# [off-topic] Communauté informatique libre sur charleroi

## caemir

Bonjour/Bonsoir.

À la vue du manque d'intèrêt pour le libre dans la région de Charleroi, nous avons décidé de créer un groupe pour favoriser l'utilisation des LL dans notre coin de Belgique.

La "Communauté pour la Liberté Informatique à Charleroi" (C.L.I.C) est donc à la recherche de personnes habitant dans les alentours interessées à se joindre à nous.

Nous souhaitons aussi trouver d'un local afin d'y faire nos réunions et futures install party, si vous avez des infos, idées ou que vous habitez la région n'hésitez pas à nous contacter ou passer dire un petit bonjour sur notre forum.

Tout le monde est le bienvenu, en ésperant pouvoir au plus vite se réunir autour d'une table afin d'aider les personnes désireuse de s'aventurer progressivement sur des logiciels tel que Firefox, OpenOffice voir carrément migrer vers un systéme Gnu/Linux. 

Site de la CLIC : http://clic.tuxfamily.org

J'espere poster dans la bonne section...Last edited by caemir on Sat Dec 05, 2009 1:58 pm; edited 1 time in total

----------

## kernelsensei

Bonjour caemir et bienvenue,

c'est bien la bonne section, mais le titre malheureusement n'est pas conforme aux conventions.

Cordialement,

----------

## xaviermiller

Salut,

Il n'y avait pas déjà un LUG dans la région de Charleroi ? Ou alors il a mouru...

De mon côté, je suis très actif à Braine-L'Alleud (http://www.culbutte.be).

Bienvenue !

----------

## xaviermiller

Salut,

Connais-tu et as-tu pris contact avec Sambre Lug : http://sambrelug.lybrafox.be/ ?

----------

## caemir

Re oui, oui, bien sûr que nous connaissons, mais merci de l'info! et vraiment agréable votre site.

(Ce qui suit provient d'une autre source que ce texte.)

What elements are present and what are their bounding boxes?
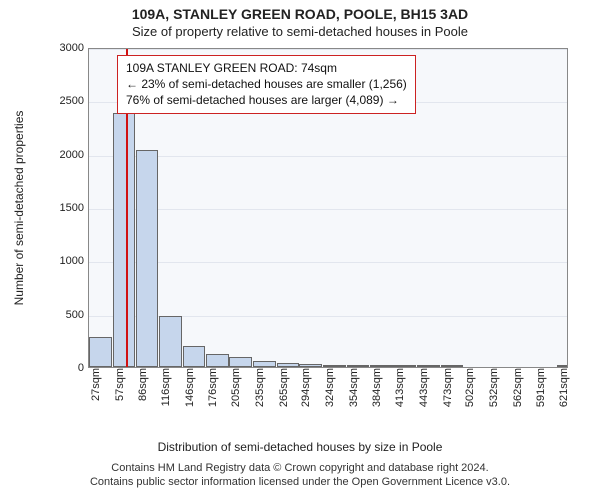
- x-tick-label: 324sqm: [324, 368, 336, 407]
- x-tick-label: 116sqm: [160, 368, 172, 406]
- footer-attribution: Contains HM Land Registry data © Crown c…: [0, 462, 600, 490]
- histogram-bar: [347, 365, 370, 367]
- x-tick-label: 205sqm: [230, 368, 242, 407]
- x-tick-label: 354sqm: [348, 368, 360, 407]
- x-tick-label: 176sqm: [207, 368, 219, 407]
- x-tick-label: 502sqm: [464, 368, 476, 407]
- y-tick-label: 1000: [44, 255, 84, 267]
- histogram-bar: [183, 346, 206, 367]
- histogram-bar: [136, 150, 159, 367]
- histogram-bar: [557, 365, 568, 367]
- footer-line-1: Contains HM Land Registry data © Crown c…: [0, 462, 600, 476]
- y-tick-label: 500: [44, 309, 84, 321]
- plot-area: 109A STANLEY GREEN ROAD: 74sqm← 23% of s…: [88, 48, 568, 368]
- x-tick-label: 532sqm: [488, 368, 500, 407]
- y-tick-label: 2000: [44, 149, 84, 161]
- gridline: [89, 262, 567, 263]
- histogram-bar: [393, 365, 416, 367]
- info-line-1: 109A STANLEY GREEN ROAD: 74sqm: [126, 60, 407, 76]
- y-tick-label: 0: [44, 362, 84, 374]
- footer-line-2: Contains public sector information licen…: [0, 476, 600, 490]
- x-tick-label: 473sqm: [442, 368, 454, 407]
- histogram-bar: [253, 361, 276, 367]
- histogram-bar: [441, 365, 464, 367]
- histogram-bar: [417, 365, 440, 367]
- x-tick-label: 146sqm: [184, 368, 196, 407]
- gridline: [89, 209, 567, 210]
- x-tick-label: 413sqm: [394, 368, 406, 407]
- histogram-bar: [229, 357, 252, 367]
- info-line-3: 76% of semi-detached houses are larger (…: [126, 92, 407, 108]
- y-tick-label: 3000: [44, 42, 84, 54]
- x-tick-labels: 27sqm 57sqm 86sqm 116sqm 146sqm 176sqm 205sqm 2…: [88, 368, 568, 438]
- x-tick-label: 265sqm: [278, 368, 290, 407]
- x-tick-label: 86sqm: [137, 368, 149, 401]
- x-tick-label: 27sqm: [90, 368, 102, 401]
- x-tick-label: 384sqm: [371, 368, 383, 407]
- histogram-bar: [206, 354, 229, 367]
- x-tick-label: 443sqm: [418, 368, 430, 407]
- gridline: [89, 156, 567, 157]
- x-axis-label: Distribution of semi-detached houses by …: [0, 440, 600, 454]
- y-tick-label: 2500: [44, 95, 84, 107]
- x-tick-label: 621sqm: [558, 368, 570, 407]
- info-callout-box: 109A STANLEY GREEN ROAD: 74sqm← 23% of s…: [117, 55, 416, 114]
- histogram-bar: [113, 113, 136, 367]
- histogram-bar: [159, 316, 182, 367]
- x-tick-label: 591sqm: [535, 368, 547, 407]
- x-tick-label: 294sqm: [300, 368, 312, 407]
- info-line-2: ← 23% of semi-detached houses are smalle…: [126, 76, 407, 92]
- y-axis-label: Number of semi-detached properties: [12, 48, 32, 368]
- histogram-bar: [323, 365, 346, 367]
- x-tick-label: 235sqm: [254, 368, 266, 407]
- histogram-bar: [370, 365, 393, 367]
- histogram-bar: [299, 364, 322, 367]
- x-tick-label: 562sqm: [512, 368, 524, 407]
- histogram-bar: [89, 337, 112, 367]
- histogram-bar: [277, 363, 300, 367]
- x-tick-label: 57sqm: [114, 368, 126, 401]
- title-line-2: Size of property relative to semi-detach…: [0, 22, 600, 39]
- chart-figure: 109A, STANLEY GREEN ROAD, POOLE, BH15 3A…: [0, 0, 600, 500]
- y-tick-label: 1500: [44, 202, 84, 214]
- gridline: [89, 49, 567, 50]
- title-line-1: 109A, STANLEY GREEN ROAD, POOLE, BH15 3A…: [0, 0, 600, 22]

Mais sambre lug est entre Charleroi et Liège il me semble. et nous avons un ou deux contactes de chez eux   :Cool: 

----------

## xaviermiller

Psst: n'oublie pas de mettre le titre en conformité avec la section francophone du forum  :Wink: 

----------

## VikingB

Bonjour.

En premier lieu, je ferais certainement une annonce via la liste InterLUG belge : http://lists.bxlug.be/mailman/listinfo/interlug   et aussi demander de se faire ajouter sur le site de l'AFUL et de http://www.belgian-lugs.be/  pour se faire connaître. 

Essaiez aussi de contacter la radio ou la télévision locale , les toute-boîtes .....

Le SambreLUG se réunit à Sambreville, entre Charleroi et Namur ... pas très loin de chez vous : http://sambrelug.lybrafox.be/ comme renseigné par Xavier  et aussi le BourlettiLUG à Anderlues :

http://www.bourlettilug.be/

----------

## xaviermiller

Hé, bonjour, "Boss"  :Wink: 

----------

## VikingB

Salut Xav '   :Smile: 

J'espère que boss n'est pas la définition de Wikipédia  ( http://fr.wikipedia.org/wiki/Boss )    :Laughing: 

----------

## xaviermiller

 :Laughing: 

----------